AZF : la Défense invoque l’absence de véritable explication

Après quatre cents heures de débats et 71 audiences depuis le 23 février, le président a annoncé que le jugement serait rendu le 19 novembre.

Il arbore la mine triste et lasse de l’homme qui, au fond, aurait déjà perdu la plus importante des batailles. « Pour moi, cette affaire est un échec », glisse d’ailleurs Me Daniel Soulez-Larivière aux tout premiers mots de sa plaidoirie. Un échec ? L’avocat de Serge Biechlin et de la société Grande Paroisse développe : « Je ne sais toujours pas ce qui s’est passé le 21 septembre 2001 et j’en éprouve une frustration majeure. » Ce qui, exprimé autrement, revient à dire que la thèse de l’accusation ne suffit décidément pas à expliquer l’explosion de l’usine AZF et ses 31 morts.

Intervenant après Mes Mauricia Courrégé, Chantal Bonnard et Simon Foreman, Daniel Soulez-Larivière s’est efforcé lundi tout à la fois de synthétiser la position de la défense et de colmater quelques brèches creusées, quatre mois durant, par les parties civiles. Ainsi, il a réfuté les soupçons d’entraves à l’enquête judiciaire maintes fois formulées contre la commission d’enquête interne de Total. De même, il a démenti avoir « caché » un rapport d’expertise privé qui, plutôt favorable au scénario de l’accident chimique, n’a été communiqué au tribunal qu’après l’ouverture du procès. Enfin, au procureur qui l’accuse d’avoir voulu « intoxiquer » la justice avec la piste terroriste, l’avocat a rétorqué : « À cet égard, nous avons toujours mis les deux pieds sur le frein car il y avait là des relents extrêmement déplaisants. »

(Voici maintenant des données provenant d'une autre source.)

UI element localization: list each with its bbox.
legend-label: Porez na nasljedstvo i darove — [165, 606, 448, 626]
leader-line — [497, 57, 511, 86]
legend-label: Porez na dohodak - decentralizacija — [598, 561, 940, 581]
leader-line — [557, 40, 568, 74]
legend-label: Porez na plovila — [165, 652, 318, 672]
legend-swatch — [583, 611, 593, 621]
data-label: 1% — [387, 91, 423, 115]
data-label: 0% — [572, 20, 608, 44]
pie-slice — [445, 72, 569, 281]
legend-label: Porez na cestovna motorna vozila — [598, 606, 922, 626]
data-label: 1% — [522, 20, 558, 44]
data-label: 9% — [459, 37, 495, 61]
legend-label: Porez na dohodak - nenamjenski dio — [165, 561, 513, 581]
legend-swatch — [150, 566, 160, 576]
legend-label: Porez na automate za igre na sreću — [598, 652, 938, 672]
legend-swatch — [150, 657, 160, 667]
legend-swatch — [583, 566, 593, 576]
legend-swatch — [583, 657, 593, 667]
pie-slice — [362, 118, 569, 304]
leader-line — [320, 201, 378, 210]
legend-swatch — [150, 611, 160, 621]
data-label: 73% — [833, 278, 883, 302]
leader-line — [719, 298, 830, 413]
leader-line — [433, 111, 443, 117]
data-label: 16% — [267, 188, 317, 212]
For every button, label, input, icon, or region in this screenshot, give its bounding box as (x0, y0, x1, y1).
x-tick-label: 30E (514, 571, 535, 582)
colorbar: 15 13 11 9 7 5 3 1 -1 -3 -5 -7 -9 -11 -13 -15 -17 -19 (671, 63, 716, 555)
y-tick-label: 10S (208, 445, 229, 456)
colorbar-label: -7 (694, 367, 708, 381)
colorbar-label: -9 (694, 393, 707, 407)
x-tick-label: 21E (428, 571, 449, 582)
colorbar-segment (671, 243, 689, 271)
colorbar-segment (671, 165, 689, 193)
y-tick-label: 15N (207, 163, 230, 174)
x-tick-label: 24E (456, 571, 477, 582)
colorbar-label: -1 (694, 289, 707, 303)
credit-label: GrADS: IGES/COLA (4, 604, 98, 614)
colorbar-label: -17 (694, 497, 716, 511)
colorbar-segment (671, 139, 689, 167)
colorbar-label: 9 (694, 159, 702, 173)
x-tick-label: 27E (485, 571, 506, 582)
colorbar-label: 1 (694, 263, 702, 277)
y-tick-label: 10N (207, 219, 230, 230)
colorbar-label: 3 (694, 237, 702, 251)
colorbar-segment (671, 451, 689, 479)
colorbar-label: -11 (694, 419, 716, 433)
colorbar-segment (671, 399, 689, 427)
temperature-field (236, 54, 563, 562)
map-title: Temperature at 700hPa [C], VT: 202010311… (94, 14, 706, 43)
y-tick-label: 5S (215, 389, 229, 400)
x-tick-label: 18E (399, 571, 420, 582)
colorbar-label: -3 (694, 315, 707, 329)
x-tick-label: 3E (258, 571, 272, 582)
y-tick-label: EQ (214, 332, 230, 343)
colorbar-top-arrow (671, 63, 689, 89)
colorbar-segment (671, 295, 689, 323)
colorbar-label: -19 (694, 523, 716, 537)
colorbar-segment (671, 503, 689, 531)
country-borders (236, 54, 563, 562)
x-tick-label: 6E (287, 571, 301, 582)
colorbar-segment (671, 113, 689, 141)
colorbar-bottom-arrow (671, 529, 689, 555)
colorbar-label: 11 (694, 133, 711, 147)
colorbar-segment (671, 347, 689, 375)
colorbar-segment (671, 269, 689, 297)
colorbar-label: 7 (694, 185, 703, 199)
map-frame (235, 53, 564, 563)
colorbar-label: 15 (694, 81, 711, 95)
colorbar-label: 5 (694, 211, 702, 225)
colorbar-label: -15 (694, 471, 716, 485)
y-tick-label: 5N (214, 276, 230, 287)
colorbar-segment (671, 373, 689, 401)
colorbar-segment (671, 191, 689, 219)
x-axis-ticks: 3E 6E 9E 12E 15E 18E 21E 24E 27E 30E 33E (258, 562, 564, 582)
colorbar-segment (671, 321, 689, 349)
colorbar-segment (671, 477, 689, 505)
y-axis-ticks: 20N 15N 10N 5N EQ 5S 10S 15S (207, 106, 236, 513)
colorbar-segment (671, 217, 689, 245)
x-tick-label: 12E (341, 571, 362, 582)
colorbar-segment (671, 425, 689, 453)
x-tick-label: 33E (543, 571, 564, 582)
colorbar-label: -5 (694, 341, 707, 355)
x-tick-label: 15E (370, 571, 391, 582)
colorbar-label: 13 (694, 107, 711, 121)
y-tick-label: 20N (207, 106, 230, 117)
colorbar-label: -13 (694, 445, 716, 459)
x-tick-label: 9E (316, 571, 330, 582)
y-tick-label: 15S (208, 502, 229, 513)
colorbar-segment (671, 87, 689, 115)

Sans revenir en détail sur le travail des experts judiciaires, qui a été abondamment critiqué par ses associés la semaine dernière, Me Soulez-Larivière a par ailleurs martelé lundi que le scénario de l’accident chimique « ne marche pas ». Selon lui, l’accusation s’est révélée incapable de prouver que les nitrates d’ammonium et les dérivés chlorés fabriqués dans l’usine sont entrés en contact. Par ailleurs, il persiste à contester la portée du « tir 24 » qui, réalisé par les experts judiciaires au centre d’études de Gramat, a reconstitué une explosion à partir de ces deux substances. « Au final, tranche l’avocat, c’est un peu comme une affaire dans laquelle on chercherait l’arme du crime en vain alors qu’on ne sait même pas si cette arme est capable de donner la mort. »

« Maladresse »

Avant de conclure, le défenseur de Grande Paroisse a aussi épinglé la « maladresse » de Jacques Chirac et de Lionel Jospin, qui, dès le 21 septembre 2001, ont cru pouvoir privilégier la thèse accidentelle. « Les politiques ont bien changé depuis lors », sourit Me Soulez-Larivière en soulignant que Nicolas Sarkozy s’est tout récemment abstenu de privilégier une hypothèse après le crash du vol Rio-Paris. Puis, le ton soudain plus grave, l’avocat a invité le tribunal à ne pas oublier la voix des divers témoins qui ont livré une description de l’explosion manifestement incompatible avec la thèse des experts.

L’un a évoqué deux détonations, accompagnées de deux sons et deux dégagements de fumée distincts. L’autre, garagiste de profession, raconte que l’électricité de son installation est tombée en panne plusieurs secondes avant l’explosion. Une troisième, qui jouait au golf au moment du drame, affirme avoir vu une fusée s’abattre sur l’usine AZF. « Ces témoignages-là, je ne peux pas les mettre dans les poubelles de l’histoire, plaide Me Soulez-Larivière. Ils tambourinent à la porte de ce procès comme, en psychanalyse, le refoulé tambourine à la porte de la conscience. » Sans effet de manches, d’une voix étonnamment basse, Me Soulez-Larivière vient de conclure sa plaidoirie. Au moment de se rasseoir, il a simplement demandé la relaxe de ses clients, invitant le tribunal à se prononcer sur l’affaire AZF « comme dans une affaire ordinaire ».